From NebraskaLand Magazine's "The Road Home," by Arlyn Davison, retired Dundy County rancher-farmer:

They call it the old Brown barn. It was bigger than most, probably the biggest barn in Perkins County. It didn't have a two-by-four in it. It was all two-by-sixes and two-by-eights and four-by-sixes. You wouldn't build a barn that stout today.

The Browns were dancers, the whole bunch, so it was built with regular house flooring in the hay mow so they could dance on it -- tongue-and-groove flooring, straight-grained fur, no knots in it. They never hired an orchestra, just passed the hat at midnight and then went on and played until morning. Just local talent, a fiddler and a drummer, whatever they could round up.



"When I was eight or nine, I stole a book of matches, which I had been strictly forbidden to have. As I was lighting them in the hayloft of Ed Will's barn, I dropped one, still burning, into the loose hay that filled the loft and could not retrieve it.
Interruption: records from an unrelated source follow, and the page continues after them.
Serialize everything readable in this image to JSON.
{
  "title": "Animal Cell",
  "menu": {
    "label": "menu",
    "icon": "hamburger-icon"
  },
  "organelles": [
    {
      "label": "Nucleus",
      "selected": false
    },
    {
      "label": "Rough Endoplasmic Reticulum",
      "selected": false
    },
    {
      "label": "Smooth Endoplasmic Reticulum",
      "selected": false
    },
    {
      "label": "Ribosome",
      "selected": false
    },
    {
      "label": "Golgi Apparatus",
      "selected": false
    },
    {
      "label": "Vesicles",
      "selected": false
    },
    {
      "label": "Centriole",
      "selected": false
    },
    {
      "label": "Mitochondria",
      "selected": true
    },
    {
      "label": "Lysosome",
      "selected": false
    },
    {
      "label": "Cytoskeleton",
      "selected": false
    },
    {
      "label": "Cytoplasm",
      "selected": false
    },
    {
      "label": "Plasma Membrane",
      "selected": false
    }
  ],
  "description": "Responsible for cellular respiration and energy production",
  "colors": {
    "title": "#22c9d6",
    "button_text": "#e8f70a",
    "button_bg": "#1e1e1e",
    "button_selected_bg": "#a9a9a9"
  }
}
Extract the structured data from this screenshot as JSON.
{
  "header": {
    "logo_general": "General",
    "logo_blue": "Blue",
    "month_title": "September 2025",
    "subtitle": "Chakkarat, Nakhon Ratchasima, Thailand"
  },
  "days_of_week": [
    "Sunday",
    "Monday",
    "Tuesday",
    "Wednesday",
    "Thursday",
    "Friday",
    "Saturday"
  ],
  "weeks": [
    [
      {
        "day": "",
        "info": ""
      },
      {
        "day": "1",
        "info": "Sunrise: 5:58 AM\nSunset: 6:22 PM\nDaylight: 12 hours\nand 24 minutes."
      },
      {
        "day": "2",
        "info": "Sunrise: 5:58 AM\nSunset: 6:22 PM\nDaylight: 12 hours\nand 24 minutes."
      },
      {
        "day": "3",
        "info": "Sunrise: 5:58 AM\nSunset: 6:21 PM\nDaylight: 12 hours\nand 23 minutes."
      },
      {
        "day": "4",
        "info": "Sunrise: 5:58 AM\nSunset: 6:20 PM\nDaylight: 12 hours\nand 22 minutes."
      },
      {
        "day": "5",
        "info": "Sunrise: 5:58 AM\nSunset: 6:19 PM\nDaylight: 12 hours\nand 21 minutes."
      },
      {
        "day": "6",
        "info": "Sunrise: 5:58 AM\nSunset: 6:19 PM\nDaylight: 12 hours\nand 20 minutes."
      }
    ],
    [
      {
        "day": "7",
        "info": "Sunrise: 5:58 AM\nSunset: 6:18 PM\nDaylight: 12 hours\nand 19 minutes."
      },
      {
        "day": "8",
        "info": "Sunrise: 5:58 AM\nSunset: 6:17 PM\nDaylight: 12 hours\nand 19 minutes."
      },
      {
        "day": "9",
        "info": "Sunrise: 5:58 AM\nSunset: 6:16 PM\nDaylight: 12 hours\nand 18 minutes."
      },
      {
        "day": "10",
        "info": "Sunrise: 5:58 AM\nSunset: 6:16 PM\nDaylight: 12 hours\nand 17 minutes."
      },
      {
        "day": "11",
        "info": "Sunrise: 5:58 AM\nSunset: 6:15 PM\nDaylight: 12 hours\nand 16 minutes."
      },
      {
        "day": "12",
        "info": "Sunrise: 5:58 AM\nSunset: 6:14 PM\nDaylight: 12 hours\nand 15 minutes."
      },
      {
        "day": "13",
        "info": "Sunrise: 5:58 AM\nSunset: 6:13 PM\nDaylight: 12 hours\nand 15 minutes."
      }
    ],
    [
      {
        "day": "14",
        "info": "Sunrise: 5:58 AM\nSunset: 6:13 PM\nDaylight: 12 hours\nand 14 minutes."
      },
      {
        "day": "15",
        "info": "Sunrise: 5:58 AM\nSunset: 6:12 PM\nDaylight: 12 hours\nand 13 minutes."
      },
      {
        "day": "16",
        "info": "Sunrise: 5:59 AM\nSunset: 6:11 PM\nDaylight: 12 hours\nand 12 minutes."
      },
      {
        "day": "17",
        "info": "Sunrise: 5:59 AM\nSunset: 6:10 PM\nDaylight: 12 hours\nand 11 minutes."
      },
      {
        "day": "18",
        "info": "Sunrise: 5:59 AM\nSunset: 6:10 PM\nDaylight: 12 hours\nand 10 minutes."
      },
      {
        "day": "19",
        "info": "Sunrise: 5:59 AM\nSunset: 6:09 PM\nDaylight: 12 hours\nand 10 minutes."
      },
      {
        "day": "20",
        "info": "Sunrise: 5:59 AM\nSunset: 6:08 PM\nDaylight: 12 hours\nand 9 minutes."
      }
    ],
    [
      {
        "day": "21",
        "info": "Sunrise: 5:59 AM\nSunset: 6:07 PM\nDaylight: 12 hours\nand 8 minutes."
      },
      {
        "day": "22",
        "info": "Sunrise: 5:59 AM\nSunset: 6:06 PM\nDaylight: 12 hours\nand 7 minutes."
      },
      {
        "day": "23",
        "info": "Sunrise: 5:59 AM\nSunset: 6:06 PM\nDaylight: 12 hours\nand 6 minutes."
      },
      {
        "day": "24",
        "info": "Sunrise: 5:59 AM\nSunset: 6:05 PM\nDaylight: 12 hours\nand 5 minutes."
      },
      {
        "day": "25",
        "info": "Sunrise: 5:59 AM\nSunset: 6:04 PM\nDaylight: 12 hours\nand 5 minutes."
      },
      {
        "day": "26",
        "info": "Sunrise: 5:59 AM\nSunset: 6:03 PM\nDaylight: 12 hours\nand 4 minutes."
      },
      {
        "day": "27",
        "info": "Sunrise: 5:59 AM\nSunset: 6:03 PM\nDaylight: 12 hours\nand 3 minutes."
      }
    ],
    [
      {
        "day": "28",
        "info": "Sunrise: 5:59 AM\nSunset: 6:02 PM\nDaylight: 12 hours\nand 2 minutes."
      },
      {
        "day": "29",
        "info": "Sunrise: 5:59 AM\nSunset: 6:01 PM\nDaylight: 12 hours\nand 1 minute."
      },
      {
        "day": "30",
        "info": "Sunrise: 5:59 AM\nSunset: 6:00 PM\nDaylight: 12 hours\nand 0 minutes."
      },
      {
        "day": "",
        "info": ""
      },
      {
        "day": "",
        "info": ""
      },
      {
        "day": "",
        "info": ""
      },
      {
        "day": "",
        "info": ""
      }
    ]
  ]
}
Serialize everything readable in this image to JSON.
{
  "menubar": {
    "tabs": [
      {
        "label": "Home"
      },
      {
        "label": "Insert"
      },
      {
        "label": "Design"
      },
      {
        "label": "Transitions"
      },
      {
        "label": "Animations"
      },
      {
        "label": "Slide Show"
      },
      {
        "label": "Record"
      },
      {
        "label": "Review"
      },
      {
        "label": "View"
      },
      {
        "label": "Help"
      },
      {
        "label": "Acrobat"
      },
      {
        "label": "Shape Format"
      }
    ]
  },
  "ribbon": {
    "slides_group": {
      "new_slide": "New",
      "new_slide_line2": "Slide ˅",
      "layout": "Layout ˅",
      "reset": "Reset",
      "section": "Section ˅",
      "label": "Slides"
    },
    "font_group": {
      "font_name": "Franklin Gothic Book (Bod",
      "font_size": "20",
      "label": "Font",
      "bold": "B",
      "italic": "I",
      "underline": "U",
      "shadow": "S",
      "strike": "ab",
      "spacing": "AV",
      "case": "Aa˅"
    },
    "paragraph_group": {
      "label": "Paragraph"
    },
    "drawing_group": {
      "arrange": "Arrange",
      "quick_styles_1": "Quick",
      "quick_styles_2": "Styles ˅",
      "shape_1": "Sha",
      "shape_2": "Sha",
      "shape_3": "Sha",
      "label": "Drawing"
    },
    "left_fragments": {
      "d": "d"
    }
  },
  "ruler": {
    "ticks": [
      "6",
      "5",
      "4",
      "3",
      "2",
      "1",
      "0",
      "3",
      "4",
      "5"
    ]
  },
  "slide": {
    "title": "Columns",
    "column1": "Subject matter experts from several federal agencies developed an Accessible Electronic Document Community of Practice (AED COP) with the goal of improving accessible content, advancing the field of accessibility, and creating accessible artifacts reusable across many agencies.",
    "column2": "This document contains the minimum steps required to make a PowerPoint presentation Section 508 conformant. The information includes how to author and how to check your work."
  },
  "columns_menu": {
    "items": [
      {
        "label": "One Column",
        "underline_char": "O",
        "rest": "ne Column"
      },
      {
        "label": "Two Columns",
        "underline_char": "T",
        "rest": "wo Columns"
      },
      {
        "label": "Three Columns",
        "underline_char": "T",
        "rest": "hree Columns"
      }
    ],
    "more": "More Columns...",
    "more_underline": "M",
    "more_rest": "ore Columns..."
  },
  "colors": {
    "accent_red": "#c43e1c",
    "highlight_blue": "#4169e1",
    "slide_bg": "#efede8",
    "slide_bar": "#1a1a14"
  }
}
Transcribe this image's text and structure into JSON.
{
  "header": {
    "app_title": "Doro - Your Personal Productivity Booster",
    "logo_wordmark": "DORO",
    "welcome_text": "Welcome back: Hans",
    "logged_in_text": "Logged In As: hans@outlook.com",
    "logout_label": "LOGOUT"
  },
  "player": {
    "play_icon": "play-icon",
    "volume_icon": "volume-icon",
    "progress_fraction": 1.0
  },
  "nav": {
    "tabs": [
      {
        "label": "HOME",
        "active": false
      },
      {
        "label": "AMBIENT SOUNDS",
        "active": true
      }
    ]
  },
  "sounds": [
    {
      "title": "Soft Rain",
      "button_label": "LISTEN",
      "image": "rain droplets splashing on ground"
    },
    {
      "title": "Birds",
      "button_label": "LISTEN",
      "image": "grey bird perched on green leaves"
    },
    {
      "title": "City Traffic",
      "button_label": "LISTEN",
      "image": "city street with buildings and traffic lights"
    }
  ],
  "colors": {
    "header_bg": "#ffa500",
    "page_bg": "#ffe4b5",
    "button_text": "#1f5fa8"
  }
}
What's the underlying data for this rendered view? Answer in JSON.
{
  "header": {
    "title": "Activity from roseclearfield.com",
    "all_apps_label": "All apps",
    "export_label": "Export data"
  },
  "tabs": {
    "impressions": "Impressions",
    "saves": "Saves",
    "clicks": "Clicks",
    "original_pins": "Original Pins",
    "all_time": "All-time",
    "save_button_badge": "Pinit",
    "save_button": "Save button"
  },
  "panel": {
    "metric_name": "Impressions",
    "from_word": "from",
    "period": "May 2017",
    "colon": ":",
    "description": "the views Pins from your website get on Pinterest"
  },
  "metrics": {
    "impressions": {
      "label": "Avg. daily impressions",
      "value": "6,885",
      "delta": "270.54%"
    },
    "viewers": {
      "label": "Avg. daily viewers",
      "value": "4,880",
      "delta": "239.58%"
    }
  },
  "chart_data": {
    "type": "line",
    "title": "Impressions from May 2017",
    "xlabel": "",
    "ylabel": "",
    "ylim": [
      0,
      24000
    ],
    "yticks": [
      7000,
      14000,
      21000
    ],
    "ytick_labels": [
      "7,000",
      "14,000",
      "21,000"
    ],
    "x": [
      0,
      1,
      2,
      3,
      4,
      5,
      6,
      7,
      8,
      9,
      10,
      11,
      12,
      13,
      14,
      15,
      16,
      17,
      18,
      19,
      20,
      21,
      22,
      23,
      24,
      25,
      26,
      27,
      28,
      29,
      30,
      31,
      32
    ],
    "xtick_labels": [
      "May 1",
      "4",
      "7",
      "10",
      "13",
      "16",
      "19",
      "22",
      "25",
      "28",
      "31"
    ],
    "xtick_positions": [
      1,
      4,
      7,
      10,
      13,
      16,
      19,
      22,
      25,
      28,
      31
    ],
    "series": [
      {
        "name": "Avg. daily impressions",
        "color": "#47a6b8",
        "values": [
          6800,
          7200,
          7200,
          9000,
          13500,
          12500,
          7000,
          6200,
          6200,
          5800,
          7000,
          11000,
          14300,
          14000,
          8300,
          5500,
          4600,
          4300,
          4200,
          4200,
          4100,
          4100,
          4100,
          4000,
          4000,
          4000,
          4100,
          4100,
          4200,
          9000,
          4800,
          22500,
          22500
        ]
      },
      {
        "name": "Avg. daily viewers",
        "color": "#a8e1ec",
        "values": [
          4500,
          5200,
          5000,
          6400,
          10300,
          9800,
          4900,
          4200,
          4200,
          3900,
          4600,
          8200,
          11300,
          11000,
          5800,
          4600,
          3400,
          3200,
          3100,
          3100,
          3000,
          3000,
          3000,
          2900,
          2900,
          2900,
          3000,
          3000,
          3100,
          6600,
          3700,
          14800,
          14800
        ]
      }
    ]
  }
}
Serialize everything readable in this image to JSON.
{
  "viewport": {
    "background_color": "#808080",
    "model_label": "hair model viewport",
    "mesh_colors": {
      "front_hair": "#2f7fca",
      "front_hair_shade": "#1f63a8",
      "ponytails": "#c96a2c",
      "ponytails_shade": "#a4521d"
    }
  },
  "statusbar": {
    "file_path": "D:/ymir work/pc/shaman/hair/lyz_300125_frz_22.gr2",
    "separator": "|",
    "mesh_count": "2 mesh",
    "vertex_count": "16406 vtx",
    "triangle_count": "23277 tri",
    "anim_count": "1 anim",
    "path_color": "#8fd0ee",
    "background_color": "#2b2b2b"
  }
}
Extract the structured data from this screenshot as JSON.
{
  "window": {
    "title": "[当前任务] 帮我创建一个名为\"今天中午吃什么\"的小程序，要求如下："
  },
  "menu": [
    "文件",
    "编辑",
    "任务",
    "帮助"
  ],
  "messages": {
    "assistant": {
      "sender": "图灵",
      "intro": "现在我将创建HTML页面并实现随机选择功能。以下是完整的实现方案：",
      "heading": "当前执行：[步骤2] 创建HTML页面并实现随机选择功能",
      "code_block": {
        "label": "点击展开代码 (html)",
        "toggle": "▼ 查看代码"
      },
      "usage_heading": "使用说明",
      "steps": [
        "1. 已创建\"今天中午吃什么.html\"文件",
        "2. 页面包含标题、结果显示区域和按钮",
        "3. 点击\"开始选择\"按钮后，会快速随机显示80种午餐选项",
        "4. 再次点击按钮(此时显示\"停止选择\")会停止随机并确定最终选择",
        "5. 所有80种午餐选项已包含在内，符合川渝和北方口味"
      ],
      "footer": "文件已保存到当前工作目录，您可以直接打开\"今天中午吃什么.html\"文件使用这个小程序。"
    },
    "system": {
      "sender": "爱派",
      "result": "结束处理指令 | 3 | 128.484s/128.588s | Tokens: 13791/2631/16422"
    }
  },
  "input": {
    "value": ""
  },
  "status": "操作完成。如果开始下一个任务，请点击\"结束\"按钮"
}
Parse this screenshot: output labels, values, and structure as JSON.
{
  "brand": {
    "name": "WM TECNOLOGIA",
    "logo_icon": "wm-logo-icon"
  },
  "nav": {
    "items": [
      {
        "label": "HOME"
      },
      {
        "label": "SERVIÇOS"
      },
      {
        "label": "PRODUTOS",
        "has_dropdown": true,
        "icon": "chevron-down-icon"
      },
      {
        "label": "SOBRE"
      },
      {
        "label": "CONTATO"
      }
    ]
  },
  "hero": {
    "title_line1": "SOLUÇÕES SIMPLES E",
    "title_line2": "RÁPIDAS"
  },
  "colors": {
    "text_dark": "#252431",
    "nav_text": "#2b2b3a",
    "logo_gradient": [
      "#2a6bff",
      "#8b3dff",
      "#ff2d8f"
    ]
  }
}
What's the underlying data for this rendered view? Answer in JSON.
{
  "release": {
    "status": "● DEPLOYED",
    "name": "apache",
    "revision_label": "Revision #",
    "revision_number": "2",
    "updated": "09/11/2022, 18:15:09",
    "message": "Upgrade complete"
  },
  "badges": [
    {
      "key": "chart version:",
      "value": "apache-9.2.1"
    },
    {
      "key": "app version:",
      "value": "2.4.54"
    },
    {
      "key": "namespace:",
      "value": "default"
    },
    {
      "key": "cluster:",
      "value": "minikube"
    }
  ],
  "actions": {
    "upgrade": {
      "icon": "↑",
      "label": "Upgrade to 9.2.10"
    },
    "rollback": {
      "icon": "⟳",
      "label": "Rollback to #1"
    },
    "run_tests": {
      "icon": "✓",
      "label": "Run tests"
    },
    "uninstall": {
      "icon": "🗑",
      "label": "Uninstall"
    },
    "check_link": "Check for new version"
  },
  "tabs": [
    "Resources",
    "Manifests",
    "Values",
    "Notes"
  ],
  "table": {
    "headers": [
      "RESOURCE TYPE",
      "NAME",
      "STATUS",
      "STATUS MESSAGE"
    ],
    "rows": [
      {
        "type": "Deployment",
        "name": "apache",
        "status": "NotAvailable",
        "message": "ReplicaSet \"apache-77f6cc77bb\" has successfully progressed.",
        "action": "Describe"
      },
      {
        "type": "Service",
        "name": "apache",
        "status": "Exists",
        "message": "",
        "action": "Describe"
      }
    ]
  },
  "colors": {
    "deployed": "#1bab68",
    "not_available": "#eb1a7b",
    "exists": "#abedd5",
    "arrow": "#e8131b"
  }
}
The place exploded."

From "Grass Roots: The Universe of Home," by Paul Gruchow, Milkweed Editions, 1995:

When I was eight or nine, I stole a book of matches, which I had been strictly forbidden to have. As I was lighting them in the hayloft of Ed Will's barn, I dropped one, still burning, into the loose hay that filled the loft and could not retrieve it. The place exploded. By the time I reached the stairs, the interior of the loft raged with a searing light. The flames were already piercing the roof as I escaped though a main-floor door. I ran frantically to the pump, drew a single pail of water, and threw it at the barn, recognizing the futility of the gesture even as I carried it out. Then I ran hysterically toward the house, crying, "The barn is on fire! The barn is on fire!"

Neighbors and passersby, drawn by the smoke that mushroomed above us like a bomb cloud, formed a bucket brigade and kept the roof of the house wet, saving it, but every other building on the place was by nightfall either destroyed or damaged. The animals in the pasture, smelling the smoke, panicked and fled into the barn for safety. Not one of them, not even the cat, survived. Grain, tools and machinery were destroyed. The embers smoldered for a week. The bitter smell of charred flesh lingered even longer.

I was out of my mind with grief and fear. I imagined being sent to prison. I had, young as I was, a faint sense of what my carelessness would mean to a family already dangling by an economic thread. The smell of smoke and burned flesh nauseated me. I took to my loft and could not speak or eat for days. Ten years passed before I found the courage to talk about that afternoon.

The fire inspector came a few days later. I cowered in the house while my father went out, as he had said he must, to tell the official and Ed Will that his son had accidentally started the blaze. I could not hear the long, murmured conversation from the little window of my loft. When a story appeared in the local newspaper a couple of days later, it reported that the inspector had determined that the fire had been set off by spontaneous combustion. A few days later, Ed Will visited the farm again. He was not a wealthy man, and he was getting old; he would not rebuild, he said.

He had two nickels in his pocket, one for my sister and one for me, and he gave us both big hugs.

The community in which I grew up was pious to a fault -- I came to believe that piety ought to be counted among the deadly sins -- but even there, rectitude, out of consideration for a child, sometimes gave way to compassion.